The smile wasn’t the big reveal though. It was the way their eyes worked each other over, the intimate depth of knowledge that transferred in that briefest of instants. My God. He and Chelsea were a thing.
Ned moved a step closer and elbowed me. He’d seen it, too.
“Knock it off,” I said too loud. Everyone turned to look. I didn’t move or acknowledge them.
I wanted to sock Special Agent Turner right in his perfectly white teeth, make him eat those enamel chompers like Chiclets gum.
Coffman’s pager went off, disrupting the violent, smoldering undertone. “Excuse me, is there a phone I can use?”
Chelsea looked disturbed. She’d seen my grimace and now knew that I knew her nasty little secret, knew that she’d played me for a fool last night. She said, “Please, use this one.” She handed him the receiver. Coffman dialed. Just that quick, I shifted from lovesick to angry. What a fool I’d been.
The smug Special Agent Jim Turner asked Chelsea, “Can I please have the Bogart case?”
She still looked at me, her expression now one of concern. She worried that I’d make a scene, ruin it between her and her beau, tarnish her newly recovered FBI reputation. I guess she didn’t know me as well as I thought she did.
I said, “I’ll get it. It’s in our stack, right?” I moved to the side of the desk and started to go through the pile assigned to us the day before.
“No,” Chelsea said. “It’s not there.” She pulled open her drawer. “I have it right here.” She took out the fattest file folder I’d ever seen, at least five inches thick. She handed it to me, reached in her drawer again, and came out with two more file folders at least three inches, each. “Raymond Desmond Deforest. We’ve named him ‘The Bogart Bandit.’”

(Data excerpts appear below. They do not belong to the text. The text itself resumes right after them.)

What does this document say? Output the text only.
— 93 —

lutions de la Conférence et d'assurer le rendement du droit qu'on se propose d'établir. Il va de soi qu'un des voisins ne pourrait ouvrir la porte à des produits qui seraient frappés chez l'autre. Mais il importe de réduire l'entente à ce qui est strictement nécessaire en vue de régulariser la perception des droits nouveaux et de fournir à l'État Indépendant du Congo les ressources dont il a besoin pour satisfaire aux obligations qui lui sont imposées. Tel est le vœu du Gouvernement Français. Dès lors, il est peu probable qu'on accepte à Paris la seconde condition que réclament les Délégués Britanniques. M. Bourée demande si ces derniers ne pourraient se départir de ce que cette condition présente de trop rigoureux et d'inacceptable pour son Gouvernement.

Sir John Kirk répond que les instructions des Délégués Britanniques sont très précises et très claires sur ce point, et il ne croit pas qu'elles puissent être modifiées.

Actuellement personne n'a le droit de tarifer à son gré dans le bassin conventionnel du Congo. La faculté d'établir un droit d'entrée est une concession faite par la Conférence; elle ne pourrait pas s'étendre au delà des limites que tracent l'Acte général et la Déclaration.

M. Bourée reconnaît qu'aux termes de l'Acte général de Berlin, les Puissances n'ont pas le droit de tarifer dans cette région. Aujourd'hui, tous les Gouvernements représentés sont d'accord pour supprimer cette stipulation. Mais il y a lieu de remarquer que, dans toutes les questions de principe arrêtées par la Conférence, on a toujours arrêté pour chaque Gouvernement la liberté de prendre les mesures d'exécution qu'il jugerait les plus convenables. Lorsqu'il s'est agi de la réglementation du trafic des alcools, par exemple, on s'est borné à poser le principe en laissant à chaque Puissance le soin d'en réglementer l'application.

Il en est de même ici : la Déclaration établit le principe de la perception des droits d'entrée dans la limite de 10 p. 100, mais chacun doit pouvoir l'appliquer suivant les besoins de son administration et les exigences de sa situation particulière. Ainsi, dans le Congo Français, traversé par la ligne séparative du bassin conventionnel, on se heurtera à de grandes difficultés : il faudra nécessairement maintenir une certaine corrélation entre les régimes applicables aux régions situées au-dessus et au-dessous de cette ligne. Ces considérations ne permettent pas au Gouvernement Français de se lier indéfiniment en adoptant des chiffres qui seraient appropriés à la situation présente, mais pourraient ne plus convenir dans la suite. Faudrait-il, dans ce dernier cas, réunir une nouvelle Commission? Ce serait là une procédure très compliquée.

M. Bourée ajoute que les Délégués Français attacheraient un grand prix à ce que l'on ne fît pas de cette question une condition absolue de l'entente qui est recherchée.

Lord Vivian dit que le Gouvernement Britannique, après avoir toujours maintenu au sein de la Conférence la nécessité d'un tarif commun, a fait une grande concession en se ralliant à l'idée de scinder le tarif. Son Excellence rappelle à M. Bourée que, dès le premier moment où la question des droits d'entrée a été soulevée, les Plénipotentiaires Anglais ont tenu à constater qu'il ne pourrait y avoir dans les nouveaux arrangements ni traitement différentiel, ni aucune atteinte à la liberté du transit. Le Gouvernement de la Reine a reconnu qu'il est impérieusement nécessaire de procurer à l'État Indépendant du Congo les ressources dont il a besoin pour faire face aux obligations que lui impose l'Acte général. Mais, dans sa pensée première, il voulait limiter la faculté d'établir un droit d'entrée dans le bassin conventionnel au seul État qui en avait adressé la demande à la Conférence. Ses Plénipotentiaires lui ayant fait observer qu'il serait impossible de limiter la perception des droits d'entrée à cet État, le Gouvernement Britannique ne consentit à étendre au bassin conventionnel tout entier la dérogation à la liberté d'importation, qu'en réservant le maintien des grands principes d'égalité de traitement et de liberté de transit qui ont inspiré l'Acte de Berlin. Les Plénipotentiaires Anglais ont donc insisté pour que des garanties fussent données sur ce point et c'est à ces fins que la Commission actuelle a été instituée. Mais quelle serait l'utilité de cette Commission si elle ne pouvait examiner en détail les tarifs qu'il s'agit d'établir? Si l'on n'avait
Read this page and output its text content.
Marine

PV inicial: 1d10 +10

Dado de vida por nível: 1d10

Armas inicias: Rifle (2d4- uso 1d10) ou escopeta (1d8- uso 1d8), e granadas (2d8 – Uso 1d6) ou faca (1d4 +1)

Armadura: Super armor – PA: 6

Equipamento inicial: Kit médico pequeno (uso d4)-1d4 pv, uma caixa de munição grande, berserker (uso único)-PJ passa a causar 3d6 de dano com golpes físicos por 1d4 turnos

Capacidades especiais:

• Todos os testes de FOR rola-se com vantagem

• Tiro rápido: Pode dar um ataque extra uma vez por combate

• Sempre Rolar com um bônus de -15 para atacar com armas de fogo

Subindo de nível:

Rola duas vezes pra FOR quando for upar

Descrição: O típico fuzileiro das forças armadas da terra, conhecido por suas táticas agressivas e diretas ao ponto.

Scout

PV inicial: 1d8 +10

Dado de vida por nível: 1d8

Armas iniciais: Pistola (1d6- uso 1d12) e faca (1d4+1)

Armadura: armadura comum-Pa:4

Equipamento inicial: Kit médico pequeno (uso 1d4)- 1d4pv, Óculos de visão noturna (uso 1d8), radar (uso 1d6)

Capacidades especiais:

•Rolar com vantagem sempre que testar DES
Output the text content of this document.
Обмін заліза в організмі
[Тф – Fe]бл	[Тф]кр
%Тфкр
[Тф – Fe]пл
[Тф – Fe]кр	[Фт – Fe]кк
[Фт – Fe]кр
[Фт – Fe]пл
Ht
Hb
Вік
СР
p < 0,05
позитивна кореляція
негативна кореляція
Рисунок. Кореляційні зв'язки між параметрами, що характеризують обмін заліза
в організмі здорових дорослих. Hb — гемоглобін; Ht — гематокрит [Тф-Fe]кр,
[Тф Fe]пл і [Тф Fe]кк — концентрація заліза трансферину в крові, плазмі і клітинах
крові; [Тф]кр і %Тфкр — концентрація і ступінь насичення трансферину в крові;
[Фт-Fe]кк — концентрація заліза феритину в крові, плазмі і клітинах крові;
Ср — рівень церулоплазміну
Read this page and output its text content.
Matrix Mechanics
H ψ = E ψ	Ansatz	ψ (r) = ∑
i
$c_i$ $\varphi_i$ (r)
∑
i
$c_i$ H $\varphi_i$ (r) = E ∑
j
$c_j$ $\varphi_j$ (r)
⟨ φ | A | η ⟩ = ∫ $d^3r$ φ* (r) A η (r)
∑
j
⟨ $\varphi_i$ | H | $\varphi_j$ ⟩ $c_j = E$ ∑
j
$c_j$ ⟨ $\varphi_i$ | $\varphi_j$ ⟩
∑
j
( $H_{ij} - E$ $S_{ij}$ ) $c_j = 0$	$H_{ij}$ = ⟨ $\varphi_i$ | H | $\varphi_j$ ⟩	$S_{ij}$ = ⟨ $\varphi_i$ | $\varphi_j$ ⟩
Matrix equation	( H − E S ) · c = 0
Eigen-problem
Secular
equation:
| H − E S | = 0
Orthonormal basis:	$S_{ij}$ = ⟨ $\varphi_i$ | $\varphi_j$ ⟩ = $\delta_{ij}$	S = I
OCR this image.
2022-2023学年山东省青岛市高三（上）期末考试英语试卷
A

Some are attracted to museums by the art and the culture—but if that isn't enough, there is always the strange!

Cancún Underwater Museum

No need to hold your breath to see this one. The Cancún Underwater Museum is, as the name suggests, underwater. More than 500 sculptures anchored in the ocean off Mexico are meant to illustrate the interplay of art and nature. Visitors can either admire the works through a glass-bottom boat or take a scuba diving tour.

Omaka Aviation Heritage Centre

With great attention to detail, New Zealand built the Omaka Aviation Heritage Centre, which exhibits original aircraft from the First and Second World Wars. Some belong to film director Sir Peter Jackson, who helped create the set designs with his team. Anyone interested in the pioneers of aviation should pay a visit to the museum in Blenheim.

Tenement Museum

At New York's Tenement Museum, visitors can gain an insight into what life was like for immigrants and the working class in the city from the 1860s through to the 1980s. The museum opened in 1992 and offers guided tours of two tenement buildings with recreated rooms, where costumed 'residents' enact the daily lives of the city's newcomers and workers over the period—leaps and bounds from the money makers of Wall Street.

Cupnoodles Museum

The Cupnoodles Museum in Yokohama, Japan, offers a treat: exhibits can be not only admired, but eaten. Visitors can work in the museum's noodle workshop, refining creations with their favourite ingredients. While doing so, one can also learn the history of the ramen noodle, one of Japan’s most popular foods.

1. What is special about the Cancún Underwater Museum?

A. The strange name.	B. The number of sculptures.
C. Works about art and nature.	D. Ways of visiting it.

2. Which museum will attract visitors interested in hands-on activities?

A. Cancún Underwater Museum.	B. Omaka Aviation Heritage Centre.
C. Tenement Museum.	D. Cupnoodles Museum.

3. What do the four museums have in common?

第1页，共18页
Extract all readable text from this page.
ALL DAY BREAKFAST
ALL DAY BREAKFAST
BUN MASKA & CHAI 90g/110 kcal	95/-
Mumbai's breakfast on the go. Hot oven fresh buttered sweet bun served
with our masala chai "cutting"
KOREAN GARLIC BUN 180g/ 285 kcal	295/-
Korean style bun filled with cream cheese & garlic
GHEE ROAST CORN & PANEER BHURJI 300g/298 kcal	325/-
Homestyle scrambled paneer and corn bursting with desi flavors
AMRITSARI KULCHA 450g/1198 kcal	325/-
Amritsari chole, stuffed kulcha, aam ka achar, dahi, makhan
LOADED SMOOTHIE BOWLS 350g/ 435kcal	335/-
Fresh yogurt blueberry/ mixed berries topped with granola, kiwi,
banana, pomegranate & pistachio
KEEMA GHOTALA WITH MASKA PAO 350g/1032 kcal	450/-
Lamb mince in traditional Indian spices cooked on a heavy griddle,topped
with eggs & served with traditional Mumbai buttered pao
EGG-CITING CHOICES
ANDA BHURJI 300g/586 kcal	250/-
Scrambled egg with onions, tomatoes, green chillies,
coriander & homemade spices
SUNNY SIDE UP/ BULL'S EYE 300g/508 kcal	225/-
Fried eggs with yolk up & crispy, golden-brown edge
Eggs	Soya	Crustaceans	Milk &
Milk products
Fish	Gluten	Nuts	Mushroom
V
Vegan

Turner said, “Bogart has robbed eighty-six banks, from San Francisco, down to San Diego. We’ve been looking for him for two years.” He gave me a smug smile.
Ned opened his mouth to make a snarky comment. I shoved the two smaller files into his chest. He said, “Hey, take it easy, partner.”
Coffman hung up the phone. “Sorry to piss in your Wheaties, boys and girls, but we’ve been pulled off. We have to go.”
Chelsea stood. “Hold it. According to the MOU your department signed, you are to be supervised and scheduled by the FBI, unless prior approval has been arranged.”
“Yeah,” Coffman said. “My boss said you might say something like that. So he said I can leave two guys.” He turned to us. “Bruno and Ned, you’re it. Me and Gibbs have to go help run down Frank Duarte.”
“Ah, shit,” Ned said. “Gibbs, you wanna trade?”
“No chance, my brother.”
“Oh,” Chelsea said, “I saw on the news that Frank Duarte killed again last night.”
“That’s right, and the press are starting to crucify the department over it.”
“In that case, I understand.”
Coffman said, “Thanks.”
Gibbs smiled and said, “Hey, Bruno, catch ya on the flip, huh, man? We’re out of here.”
Coffman gave me the stink eye, nonverbally telling me to play nice. He turned and left to catch up with Gibbs.
Turner said, “Not to worry. You two won’t be going out in the field anytime soon. It’s going to take you three days at least to read and digest this file.”
Now angry enough to spit, I looked at Chelsea and said to Turner, “I don’t think it’ll take that long. I’m familiar with the Rollin’ Sixties Crip gang.”
He looked at Chelsea as he said to me, “What are you talking about? This has nothing to do with that gang.” Then it sank in and his confusion shifted to anger as he figured out I’d referenced a case I wasn’t supposed to know about, the special one Chelsea told me about the night before, as we sat together on my porch.
No sense me being angry all by myself.